As pestes lusitanas
A inexistência de relatos fidedignos não permite apurar, com rigor, os efeitos da Peste Negra em Portugal, que grassou durante poucos meses do ano 1348. Em todo o caso, o seu impacto demográfico deve ter sido semelhante ao que ocorreu na Europa – ou seja, sacrificou pelo menos um terço da população –, desencadeando mesmo uma grave crise social, não apenas pela mortandade, mas porque os sobreviventes, herdando muito bens, abandonaram os seus ofícios. Sabe-se que o rei D. Afonso IV se viu mesmo obrigado a decretar penas severas para quem optasse pela ociosidade, perante o abandono da agricultura e de muitas outras tarefas essenciais ao reino.
Em Portugal, como noutras regiões do mundo, as epidemias continuaram a ocorrer, embora sem atingir as dimensões catastróficas da Peste Negra, conforme se constata na obra Memórias de Epidemiologia Portuguesa, publicada pelo médico António Vieira de Meireles em 1866. Após a grande peste do século XIV, registou-se uma epidemia durante o cerco de Lisboa pelas tropas castelhanas em 1385, que contribuiu muito para refrear os ânimos dos inimigos do Mestre de Avis. Outra também muito grave ocorreu em vésperas da expedição a Ceuta, em 1415, durante o reinado de D. João I, tendo vitimado mesmo a rainha D. Filipa de Lencastre. Consta que esta epidemia, também de peste bubónica, terá chegado através dos navios que vinham auxiliar os portugueses na conquista da costa africana.

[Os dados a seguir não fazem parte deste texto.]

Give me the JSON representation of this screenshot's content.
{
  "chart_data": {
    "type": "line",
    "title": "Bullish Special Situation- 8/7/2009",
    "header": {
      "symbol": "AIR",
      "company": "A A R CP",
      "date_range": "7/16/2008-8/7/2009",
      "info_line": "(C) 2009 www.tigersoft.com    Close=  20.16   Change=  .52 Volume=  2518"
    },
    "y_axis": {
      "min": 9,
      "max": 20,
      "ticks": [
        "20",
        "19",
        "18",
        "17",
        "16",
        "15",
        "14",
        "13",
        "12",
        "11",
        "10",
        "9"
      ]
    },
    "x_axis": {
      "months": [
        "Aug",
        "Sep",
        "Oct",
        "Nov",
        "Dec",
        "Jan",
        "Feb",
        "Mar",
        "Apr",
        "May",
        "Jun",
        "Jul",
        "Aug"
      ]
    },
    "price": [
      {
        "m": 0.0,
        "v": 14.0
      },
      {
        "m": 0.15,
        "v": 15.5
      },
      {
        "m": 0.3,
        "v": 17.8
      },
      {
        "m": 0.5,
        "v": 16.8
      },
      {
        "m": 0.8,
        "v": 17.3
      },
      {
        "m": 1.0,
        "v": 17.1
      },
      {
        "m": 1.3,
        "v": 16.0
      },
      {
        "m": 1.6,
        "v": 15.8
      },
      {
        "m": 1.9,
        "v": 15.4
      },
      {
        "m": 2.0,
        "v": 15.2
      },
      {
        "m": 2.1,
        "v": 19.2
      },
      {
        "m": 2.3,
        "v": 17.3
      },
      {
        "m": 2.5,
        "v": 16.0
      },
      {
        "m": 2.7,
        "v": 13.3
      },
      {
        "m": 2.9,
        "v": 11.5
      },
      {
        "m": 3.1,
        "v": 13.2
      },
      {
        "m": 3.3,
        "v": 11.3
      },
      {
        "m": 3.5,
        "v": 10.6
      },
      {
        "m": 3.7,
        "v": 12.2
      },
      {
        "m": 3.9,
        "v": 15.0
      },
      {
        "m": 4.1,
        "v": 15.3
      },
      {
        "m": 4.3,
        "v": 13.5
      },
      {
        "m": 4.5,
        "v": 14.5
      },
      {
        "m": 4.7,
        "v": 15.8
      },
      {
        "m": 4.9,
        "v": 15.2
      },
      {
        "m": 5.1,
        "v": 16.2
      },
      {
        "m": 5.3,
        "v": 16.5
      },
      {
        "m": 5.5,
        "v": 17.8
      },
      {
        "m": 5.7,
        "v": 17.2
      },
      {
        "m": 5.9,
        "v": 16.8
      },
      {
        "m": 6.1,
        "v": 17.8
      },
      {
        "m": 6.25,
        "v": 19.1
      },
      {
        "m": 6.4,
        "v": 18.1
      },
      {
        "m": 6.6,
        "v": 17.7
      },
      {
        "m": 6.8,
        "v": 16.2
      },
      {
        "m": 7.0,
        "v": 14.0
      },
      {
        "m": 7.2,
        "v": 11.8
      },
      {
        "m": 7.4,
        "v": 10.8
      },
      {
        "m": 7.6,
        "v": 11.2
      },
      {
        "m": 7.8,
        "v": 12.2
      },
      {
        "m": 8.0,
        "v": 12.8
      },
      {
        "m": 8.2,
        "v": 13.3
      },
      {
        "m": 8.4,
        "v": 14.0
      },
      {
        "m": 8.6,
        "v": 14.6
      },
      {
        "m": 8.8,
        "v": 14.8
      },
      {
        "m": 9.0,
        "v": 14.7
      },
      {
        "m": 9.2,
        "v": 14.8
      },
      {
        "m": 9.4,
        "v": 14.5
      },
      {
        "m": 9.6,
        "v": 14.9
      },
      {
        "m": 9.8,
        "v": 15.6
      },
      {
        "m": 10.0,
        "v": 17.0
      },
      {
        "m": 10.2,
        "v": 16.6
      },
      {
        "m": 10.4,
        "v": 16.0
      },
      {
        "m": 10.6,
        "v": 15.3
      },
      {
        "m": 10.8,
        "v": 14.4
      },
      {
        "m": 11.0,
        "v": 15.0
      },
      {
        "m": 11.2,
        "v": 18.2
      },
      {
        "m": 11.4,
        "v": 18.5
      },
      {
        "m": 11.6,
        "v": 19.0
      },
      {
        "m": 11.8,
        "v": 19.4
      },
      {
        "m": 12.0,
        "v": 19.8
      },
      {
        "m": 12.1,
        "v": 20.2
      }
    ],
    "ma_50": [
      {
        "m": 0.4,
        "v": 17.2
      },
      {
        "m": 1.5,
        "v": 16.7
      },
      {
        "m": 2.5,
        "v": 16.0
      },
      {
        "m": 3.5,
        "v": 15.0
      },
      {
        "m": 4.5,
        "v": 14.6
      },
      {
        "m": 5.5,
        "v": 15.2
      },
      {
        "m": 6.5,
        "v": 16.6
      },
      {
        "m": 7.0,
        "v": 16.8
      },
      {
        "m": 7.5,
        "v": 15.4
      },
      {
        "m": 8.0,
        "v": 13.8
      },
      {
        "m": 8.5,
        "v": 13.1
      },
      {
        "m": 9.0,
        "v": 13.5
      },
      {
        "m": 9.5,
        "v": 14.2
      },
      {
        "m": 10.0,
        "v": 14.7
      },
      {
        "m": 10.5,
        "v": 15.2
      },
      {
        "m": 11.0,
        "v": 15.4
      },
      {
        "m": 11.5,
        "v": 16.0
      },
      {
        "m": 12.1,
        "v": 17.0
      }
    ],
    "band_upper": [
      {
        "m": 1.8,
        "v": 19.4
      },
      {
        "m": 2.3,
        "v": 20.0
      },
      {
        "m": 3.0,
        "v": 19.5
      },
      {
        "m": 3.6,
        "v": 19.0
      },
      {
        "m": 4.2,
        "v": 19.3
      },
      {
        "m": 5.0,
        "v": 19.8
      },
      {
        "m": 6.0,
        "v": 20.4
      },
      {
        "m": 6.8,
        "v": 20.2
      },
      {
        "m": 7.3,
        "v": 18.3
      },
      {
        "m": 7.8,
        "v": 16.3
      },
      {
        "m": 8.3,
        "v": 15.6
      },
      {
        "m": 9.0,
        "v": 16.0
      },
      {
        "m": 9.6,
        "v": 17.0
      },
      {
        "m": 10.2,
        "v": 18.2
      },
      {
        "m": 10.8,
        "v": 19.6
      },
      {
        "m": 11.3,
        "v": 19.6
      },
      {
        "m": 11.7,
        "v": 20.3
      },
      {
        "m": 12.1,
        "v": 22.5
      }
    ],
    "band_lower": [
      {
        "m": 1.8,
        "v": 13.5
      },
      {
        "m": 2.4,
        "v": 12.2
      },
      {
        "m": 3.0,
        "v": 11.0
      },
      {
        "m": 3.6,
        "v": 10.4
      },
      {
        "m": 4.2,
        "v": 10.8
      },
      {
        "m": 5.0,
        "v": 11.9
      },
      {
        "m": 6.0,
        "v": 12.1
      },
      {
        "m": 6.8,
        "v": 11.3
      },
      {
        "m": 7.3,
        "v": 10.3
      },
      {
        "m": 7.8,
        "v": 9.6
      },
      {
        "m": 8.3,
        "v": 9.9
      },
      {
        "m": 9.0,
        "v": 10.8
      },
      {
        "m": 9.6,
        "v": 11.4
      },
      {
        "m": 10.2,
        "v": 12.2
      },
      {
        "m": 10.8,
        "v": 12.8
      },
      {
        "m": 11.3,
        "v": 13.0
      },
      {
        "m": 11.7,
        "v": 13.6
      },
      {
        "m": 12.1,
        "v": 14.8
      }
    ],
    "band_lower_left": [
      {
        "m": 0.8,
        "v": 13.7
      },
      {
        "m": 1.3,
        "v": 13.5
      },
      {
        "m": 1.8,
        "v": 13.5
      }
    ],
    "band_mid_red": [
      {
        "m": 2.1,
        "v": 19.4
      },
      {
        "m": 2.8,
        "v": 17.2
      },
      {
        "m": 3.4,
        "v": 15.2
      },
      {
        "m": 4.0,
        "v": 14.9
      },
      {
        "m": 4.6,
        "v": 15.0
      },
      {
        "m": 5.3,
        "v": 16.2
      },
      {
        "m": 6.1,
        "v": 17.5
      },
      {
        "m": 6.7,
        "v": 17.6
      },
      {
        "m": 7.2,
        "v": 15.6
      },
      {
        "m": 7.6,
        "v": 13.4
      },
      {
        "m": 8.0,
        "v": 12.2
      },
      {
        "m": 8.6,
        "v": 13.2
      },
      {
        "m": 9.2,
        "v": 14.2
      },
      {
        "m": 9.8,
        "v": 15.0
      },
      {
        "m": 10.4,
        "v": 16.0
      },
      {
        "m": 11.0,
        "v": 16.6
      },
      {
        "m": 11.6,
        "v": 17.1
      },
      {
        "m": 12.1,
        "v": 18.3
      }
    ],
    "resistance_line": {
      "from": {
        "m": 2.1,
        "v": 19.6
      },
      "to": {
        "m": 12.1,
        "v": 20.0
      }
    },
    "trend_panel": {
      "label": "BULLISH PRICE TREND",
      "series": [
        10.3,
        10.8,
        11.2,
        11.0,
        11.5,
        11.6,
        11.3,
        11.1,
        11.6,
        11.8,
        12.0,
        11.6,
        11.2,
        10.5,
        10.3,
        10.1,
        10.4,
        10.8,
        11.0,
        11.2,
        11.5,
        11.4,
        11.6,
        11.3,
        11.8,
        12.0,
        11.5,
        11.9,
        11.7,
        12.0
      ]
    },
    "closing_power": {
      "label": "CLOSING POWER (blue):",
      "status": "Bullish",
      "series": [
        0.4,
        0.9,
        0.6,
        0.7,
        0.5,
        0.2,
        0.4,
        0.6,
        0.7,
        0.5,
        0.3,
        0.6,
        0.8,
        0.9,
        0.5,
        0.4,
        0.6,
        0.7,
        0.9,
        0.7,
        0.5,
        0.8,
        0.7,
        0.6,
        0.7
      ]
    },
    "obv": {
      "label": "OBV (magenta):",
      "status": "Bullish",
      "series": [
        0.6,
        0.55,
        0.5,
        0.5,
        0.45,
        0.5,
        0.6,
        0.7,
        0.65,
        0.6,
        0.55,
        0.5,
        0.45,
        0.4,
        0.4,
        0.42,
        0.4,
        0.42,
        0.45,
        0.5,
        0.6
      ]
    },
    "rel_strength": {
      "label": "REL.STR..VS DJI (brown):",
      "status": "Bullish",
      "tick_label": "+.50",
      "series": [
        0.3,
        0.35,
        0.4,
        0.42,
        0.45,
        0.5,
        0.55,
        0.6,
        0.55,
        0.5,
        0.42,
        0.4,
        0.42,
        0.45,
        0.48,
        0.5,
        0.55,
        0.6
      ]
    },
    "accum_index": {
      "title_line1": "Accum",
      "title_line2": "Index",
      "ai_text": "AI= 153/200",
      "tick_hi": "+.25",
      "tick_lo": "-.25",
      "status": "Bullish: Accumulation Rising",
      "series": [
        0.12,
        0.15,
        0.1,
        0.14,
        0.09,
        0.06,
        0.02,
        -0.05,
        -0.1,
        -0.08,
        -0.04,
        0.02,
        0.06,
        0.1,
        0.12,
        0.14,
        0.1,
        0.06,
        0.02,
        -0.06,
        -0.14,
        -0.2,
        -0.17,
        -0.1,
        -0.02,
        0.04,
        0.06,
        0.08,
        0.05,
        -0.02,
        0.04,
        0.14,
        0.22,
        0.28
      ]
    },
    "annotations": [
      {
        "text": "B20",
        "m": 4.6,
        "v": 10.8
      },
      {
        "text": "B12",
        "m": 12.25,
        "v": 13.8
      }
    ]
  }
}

Um século e meio mais tarde, já durante o curto reinado de D. Sebastião, Lisboa foi atingida por outro surto epidémico, que registou o seu auge em 1569, obrigando mesmo a corte a refugiar-se em Sintra. A mortandade foi tão elevada na capital que, para se sepultar as vítimas, foi necessário sagrar olivais e praias, pois as mortes, em certos dias, ultrapassaram mais de meio milhar. Na obra Memórias para a História de Portugal, Diogo de Barbosa Machado escreveu que, nessa época, Lisboa ficou «reduzida a deserto, estava coberta de ervas, e se em toda ela se encontravam duas ou três pessoas pareciam, pelos seus semblantes pálidos, mortas, e não vivas». E acrescentaria ainda que «nesta formidável tormenta igualmente naufragaram a robustez dos mancebos como a delicadeza das donzelas, sendo ambos os sexos, e todas as idades violentamente consumidas pelo contágio».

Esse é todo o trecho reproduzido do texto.